Target selection is the process a lab or individual uses to identify proteins for structure determination studies.
Different laboratories have different reasons for choosing targets for structure determination. Some labs may be trying to solve the structure of individual proteins, while others may wish to target particular protein families. Many structural genomics laboratories have much more flexibility when it comes to selecting targets and generally this is where 3D-SPECS data will be most applicable. For example, selecting 100 XtalPred class 1 protein regions is statistically likely to result in more structures than selecting 100 XtalPred class 5 protein regions (How much more likely? see section What do XtalPred Crystallisation Classes mean?).
Target selection is something of a chicken-and-egg problem. How can you select the best targets without first selecting the best constructs/truncations? 3D-SPECS solves this problem by calculating an approximate 'best' construct by matching human proteins to PDB templates and uses XtalPred to calculate the likelihood of crystallisation success. By doing this for all human proteins, 3D-SPECS automatically identifies protein candidates with a high predicted crystallisation success. These regions can be optimised by following good construct design principles.
Whether you are trying to solve the structure of one protein or a hundred proteins, the prediction data in 3D-SPECS can be useful for designing constructs that maximise the chance of crystallisation success.

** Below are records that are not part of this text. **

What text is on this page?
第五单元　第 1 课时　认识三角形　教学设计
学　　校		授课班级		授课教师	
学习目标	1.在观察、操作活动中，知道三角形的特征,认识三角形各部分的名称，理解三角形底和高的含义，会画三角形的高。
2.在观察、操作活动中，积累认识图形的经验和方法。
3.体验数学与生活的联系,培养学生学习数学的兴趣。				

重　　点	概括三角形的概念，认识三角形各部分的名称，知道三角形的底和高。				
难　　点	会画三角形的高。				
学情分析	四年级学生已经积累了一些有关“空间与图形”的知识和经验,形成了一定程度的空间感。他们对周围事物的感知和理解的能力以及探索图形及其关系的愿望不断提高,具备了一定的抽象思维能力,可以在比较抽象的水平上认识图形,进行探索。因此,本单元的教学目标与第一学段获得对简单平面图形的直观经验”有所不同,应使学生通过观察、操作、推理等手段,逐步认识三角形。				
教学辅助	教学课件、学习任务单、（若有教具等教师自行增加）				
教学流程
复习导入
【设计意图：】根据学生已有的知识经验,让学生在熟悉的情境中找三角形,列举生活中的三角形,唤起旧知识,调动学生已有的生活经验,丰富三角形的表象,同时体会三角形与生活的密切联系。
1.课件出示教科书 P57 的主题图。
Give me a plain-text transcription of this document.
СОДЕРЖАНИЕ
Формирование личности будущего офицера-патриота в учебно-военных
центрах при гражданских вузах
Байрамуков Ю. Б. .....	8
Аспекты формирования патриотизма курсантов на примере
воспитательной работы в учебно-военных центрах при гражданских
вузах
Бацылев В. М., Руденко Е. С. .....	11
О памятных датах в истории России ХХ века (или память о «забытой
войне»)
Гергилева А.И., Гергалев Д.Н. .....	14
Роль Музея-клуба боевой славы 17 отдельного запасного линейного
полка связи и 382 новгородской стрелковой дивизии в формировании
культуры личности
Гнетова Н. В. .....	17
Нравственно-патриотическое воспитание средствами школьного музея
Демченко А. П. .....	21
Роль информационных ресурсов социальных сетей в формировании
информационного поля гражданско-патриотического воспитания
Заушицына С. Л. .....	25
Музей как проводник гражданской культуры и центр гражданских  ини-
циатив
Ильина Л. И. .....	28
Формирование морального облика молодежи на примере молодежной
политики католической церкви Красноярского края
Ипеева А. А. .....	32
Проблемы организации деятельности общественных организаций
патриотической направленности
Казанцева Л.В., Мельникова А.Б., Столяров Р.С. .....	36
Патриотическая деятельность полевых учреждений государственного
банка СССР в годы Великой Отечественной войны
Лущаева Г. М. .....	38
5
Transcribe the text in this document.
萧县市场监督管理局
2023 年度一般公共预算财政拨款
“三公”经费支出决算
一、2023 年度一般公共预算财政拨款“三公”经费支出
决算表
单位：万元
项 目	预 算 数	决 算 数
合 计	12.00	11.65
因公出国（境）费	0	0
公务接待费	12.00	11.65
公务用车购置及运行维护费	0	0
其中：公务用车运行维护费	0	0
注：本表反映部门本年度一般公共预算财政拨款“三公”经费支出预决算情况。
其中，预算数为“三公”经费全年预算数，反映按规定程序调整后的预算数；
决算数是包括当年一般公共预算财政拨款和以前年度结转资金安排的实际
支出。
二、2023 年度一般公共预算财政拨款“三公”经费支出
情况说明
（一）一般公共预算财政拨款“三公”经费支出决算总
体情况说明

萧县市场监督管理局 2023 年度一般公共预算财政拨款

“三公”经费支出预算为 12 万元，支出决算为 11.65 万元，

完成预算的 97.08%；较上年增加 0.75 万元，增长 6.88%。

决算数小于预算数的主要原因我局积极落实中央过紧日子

It is important to avoid cutting off any critical secondary structures that a responsible for protein stability or for important protein-protein interactions (e.g. in multimer formation). The tricky part of construct design is knowing what are 'critical' residues and which are not. Generally, the best guide for where to start/stop a protein truncation is to identify a protein in the Protein Data Bank (PDB) that has then same folding arrangement of secondary structures. Then to begin/end the construct near to the start/stop of the PDB template after accurately aligning the two proteins.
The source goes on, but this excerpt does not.